Wave Broadband Owners Explore Sale

Provate equity groups Oak Hill Capital Management and GI Partners have reportedly hired bankers to explore a possible sale of Seattle-based Wave Broadband, seeking as much as $2 billion in a deal.

Wave Broadband has about 138,000 video customers in the Northwest and in the past several years has focused on high-speed data growth. The company, which overbuilds Comcast in a small part of the San Francisco market, also has operations in Washington and Oregon, including the Portland and Seattle areas. Wave has been snapping up ISPs and fiber businesses in the past several months in an effort to bolster its Gigabit data offerings.

News of the auction was first reported by Reuters, which said the private equity players had hired UBS to conduct an auction for Wave.

Wave declined comment.

According to sources familiar with the process, first round bids for Wave are due tomorrow (April 11) and are expected to include a wide swath of private equity and other financial bidders.

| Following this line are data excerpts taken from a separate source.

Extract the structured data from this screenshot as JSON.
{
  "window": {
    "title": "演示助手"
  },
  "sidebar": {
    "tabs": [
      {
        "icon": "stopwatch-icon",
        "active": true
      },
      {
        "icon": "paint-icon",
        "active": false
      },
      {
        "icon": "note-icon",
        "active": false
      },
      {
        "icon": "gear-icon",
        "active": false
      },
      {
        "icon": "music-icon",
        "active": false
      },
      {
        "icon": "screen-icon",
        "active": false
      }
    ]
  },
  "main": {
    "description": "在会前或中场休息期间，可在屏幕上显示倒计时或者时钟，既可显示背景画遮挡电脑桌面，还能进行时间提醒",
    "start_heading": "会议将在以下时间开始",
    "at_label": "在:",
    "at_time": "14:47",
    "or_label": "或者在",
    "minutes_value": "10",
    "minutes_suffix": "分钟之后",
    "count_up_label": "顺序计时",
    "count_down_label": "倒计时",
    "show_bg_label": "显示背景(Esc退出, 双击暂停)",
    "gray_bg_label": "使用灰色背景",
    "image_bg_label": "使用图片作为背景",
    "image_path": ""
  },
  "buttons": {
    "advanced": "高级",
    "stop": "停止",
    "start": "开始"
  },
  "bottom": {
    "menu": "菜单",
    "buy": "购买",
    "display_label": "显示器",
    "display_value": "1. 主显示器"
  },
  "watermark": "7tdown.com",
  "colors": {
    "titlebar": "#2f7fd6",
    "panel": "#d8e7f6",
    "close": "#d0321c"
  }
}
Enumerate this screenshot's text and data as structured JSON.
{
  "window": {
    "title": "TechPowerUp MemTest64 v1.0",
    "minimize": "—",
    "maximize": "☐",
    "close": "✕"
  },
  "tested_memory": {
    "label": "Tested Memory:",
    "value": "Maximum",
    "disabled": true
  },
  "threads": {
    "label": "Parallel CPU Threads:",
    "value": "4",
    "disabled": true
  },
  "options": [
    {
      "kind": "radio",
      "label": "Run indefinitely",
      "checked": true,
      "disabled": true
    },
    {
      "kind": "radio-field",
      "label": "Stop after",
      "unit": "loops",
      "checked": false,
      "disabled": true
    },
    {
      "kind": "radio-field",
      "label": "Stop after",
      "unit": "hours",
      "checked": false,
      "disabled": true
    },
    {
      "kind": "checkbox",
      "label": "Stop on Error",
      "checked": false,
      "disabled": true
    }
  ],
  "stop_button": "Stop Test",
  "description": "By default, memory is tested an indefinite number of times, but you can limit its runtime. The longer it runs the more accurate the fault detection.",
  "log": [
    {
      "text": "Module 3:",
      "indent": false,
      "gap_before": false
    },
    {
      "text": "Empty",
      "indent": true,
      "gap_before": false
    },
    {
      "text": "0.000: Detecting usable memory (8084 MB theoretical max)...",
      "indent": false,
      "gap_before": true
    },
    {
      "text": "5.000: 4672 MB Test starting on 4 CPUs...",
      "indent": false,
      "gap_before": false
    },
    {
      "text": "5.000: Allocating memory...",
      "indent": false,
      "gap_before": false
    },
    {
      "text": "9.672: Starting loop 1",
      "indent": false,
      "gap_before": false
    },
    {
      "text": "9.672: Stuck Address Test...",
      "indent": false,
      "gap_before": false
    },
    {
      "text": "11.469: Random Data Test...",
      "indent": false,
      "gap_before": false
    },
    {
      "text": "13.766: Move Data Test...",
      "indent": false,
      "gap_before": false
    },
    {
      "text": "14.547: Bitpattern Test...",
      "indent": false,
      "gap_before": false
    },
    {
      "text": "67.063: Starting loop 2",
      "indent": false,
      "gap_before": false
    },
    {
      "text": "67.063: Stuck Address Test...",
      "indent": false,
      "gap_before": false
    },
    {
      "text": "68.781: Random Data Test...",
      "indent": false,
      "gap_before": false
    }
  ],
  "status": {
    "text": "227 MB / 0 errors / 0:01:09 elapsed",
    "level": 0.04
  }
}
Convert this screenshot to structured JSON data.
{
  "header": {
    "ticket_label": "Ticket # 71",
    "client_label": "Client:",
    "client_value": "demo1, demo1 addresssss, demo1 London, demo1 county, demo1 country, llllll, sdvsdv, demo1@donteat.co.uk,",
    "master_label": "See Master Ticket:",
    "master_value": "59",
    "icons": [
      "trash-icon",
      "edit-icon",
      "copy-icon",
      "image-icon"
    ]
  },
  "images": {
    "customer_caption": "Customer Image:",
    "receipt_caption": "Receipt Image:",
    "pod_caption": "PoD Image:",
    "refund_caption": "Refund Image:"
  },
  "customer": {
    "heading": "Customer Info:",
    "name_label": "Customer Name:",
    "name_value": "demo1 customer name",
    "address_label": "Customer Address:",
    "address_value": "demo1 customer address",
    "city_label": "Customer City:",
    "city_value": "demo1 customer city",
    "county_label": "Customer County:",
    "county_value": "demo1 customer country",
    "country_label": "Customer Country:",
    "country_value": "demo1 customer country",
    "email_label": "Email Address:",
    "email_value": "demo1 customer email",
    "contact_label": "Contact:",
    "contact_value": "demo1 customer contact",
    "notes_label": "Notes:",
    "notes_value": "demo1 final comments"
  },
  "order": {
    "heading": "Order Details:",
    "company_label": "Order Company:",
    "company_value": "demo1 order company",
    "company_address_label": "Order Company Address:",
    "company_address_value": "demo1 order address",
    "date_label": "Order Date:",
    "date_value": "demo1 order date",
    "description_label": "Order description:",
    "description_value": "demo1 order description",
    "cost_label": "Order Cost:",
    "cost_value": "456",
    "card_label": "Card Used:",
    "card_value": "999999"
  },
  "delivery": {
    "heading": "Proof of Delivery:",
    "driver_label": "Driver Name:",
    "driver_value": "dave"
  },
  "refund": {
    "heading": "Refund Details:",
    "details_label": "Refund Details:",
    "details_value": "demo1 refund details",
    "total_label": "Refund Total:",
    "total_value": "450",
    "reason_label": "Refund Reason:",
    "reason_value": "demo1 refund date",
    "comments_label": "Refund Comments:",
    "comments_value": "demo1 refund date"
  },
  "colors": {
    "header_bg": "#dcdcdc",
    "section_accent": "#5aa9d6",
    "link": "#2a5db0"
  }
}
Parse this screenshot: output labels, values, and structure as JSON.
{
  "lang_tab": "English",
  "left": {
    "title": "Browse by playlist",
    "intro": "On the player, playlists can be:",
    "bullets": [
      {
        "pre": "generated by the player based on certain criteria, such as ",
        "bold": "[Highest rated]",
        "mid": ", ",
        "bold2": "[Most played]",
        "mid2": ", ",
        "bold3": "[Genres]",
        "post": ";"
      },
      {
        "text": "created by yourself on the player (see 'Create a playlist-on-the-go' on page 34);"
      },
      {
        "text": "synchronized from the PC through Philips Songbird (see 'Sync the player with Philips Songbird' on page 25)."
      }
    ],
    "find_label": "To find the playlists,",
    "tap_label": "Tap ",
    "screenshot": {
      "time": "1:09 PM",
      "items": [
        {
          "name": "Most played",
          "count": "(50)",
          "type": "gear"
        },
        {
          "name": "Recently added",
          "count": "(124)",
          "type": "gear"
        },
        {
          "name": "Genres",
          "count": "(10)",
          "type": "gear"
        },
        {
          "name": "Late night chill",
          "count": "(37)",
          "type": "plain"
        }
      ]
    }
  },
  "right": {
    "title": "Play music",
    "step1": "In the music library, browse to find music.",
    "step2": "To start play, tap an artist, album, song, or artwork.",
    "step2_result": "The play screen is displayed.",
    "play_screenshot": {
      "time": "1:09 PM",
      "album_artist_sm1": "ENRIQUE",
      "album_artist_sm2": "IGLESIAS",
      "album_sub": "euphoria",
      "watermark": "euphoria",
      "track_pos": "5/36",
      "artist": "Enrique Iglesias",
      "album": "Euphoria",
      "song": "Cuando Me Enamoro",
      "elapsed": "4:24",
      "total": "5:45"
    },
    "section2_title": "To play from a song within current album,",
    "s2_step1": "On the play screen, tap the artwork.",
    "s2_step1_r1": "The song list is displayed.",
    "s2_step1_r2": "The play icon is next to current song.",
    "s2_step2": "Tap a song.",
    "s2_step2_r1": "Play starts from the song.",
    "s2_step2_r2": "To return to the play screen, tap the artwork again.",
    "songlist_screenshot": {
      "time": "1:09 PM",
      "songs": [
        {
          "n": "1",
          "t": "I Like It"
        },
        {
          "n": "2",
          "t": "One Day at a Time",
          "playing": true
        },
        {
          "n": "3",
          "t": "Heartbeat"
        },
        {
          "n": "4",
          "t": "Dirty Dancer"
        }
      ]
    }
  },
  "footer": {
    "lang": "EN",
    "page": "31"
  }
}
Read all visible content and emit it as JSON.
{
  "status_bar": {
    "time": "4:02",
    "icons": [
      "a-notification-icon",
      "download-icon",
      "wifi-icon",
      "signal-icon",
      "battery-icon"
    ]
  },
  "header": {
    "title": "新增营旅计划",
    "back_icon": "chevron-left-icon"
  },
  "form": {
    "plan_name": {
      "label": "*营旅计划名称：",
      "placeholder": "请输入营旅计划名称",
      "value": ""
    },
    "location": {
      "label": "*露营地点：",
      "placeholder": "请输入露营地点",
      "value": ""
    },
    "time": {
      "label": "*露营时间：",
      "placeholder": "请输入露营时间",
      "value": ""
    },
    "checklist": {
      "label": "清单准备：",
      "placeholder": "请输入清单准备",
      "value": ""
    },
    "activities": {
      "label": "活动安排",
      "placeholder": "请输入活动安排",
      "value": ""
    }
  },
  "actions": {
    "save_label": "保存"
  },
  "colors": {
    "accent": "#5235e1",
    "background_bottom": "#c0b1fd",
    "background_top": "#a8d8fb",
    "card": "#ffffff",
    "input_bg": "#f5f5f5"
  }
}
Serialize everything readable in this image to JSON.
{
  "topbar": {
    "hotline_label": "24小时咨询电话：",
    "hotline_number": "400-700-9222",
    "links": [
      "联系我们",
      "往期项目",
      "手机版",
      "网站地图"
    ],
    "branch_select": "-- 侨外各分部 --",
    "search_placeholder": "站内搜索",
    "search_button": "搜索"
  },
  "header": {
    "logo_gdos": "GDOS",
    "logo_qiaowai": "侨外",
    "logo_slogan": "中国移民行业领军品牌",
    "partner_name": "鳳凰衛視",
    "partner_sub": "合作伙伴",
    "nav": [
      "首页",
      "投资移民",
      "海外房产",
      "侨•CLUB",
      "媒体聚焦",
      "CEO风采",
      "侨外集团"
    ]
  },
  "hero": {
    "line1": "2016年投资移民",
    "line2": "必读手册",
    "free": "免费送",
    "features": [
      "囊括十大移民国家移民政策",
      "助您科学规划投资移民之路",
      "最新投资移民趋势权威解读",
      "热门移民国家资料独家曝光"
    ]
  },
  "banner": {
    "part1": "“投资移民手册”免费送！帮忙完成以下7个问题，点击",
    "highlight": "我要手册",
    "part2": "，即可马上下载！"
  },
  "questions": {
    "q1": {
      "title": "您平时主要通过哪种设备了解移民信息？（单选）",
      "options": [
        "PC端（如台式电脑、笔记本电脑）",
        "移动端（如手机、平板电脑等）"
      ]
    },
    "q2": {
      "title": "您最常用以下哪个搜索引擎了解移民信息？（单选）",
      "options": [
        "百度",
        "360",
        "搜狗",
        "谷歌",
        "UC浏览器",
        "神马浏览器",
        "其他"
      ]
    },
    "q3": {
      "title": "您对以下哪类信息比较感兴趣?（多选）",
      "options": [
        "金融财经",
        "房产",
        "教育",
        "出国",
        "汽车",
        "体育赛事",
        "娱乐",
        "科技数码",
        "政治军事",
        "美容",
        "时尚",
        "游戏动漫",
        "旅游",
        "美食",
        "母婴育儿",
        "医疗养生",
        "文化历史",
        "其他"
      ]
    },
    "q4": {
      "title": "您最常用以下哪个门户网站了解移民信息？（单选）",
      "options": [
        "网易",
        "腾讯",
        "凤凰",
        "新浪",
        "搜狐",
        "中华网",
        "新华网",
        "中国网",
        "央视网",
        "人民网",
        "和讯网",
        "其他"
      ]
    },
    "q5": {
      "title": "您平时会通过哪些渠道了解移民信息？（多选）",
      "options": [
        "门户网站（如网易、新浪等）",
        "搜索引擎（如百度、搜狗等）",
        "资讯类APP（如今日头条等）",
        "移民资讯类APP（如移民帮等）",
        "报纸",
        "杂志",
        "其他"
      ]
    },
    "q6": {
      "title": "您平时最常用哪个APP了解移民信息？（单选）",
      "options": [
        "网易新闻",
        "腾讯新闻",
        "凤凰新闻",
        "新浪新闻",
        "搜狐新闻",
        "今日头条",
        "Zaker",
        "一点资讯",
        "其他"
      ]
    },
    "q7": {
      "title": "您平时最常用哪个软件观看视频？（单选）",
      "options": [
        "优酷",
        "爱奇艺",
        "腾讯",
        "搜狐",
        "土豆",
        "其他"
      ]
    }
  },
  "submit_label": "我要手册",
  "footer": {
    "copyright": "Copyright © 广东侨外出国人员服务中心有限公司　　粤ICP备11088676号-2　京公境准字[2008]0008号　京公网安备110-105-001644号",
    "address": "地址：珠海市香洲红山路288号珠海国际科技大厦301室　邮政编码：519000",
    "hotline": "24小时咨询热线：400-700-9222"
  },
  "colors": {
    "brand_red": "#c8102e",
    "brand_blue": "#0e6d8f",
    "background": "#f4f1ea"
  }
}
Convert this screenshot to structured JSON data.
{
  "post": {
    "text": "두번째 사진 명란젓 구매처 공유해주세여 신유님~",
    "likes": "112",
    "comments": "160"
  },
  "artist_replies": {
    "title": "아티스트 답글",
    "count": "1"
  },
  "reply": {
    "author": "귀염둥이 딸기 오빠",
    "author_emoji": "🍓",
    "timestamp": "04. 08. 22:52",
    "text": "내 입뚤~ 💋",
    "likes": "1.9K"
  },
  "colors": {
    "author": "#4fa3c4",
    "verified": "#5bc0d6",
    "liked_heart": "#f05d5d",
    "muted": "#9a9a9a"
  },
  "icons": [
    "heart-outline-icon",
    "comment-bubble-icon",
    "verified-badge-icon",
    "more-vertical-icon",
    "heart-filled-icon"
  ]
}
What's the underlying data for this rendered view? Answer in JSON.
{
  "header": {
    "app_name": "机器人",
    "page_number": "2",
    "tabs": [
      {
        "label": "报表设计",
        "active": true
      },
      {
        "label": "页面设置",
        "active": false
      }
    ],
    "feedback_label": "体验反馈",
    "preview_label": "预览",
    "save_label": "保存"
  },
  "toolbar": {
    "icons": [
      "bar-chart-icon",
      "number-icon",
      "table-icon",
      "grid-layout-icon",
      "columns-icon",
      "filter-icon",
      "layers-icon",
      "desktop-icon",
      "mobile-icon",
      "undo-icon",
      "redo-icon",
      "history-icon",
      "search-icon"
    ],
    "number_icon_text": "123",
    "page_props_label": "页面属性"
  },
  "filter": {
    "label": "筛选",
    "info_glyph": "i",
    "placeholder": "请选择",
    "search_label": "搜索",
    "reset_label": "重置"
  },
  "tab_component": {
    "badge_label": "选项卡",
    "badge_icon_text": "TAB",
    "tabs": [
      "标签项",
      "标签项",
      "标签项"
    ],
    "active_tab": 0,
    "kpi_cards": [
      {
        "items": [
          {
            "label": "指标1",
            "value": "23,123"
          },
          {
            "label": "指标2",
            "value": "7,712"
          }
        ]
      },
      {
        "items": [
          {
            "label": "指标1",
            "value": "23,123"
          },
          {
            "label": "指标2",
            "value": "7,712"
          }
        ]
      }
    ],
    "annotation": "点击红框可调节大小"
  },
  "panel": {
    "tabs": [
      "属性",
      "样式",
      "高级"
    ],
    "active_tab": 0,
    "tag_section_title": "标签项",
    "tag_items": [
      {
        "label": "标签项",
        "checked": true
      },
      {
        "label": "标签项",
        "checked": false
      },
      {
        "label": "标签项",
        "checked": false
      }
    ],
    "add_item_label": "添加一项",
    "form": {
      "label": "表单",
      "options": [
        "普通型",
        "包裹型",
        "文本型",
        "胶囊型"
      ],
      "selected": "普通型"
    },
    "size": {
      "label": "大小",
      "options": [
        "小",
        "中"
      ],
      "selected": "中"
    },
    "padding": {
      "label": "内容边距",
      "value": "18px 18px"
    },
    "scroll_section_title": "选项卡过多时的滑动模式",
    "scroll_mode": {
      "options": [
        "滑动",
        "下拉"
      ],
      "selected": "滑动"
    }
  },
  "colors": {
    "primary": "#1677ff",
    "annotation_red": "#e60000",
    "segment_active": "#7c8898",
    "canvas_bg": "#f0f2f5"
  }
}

Sources in the financial community said that Oak Hill and GI Partners want the process to wrap up quickly – some said they are hoping a deal could be signed in May. Others added that the potential $2 billion price tag isn’t as rich as it seems, given multiples of other recent deals – Cable One’s purchase of NewWave Communications (an estimated 11.5 times cash flow multiple) being the biggest and others in the 8.5 times cash flow range. Wave has an estimated $200 million in cash flow in its residential business, which would mean a $2 billion purchase would have a 10-times multiple.

Those same sources said buyers are looking to take advantage of the still-favorable debt markets, which could be used to finance a major portion of any deal.      

Wave has been active in the deal market too. The company has been focusing on the broadband side of the business for years and last week purchased Seattle-based ISP Cascadelink last week for an undisclosed sum and in September raised about $125 million to continue an ambitious fiber buildout geared toward serving enterprise customers. The company had previously raised $130 million for the fiber build.

Oak Hill and GI Partners teamed up with Wave management – including founder and CEO Steve Weed – to buyout long time backer Sandler Capital Management in 2012 in a deal some valued at about $950 million.

Wave is being shopped at a time when consolidation in the cable business is beginning to heat up. Last week Liberty Interactive agreed to purchase Alaskan Cable operator General Communication Inc. and in late March overbuilder Wide Open West filed preliminary documents for an initial public offering that could raise as much as $750 million.  In August, private equity group TPG Capital purchased Grande Communications and RCN Corp. in a deal valued at $2.25 billion.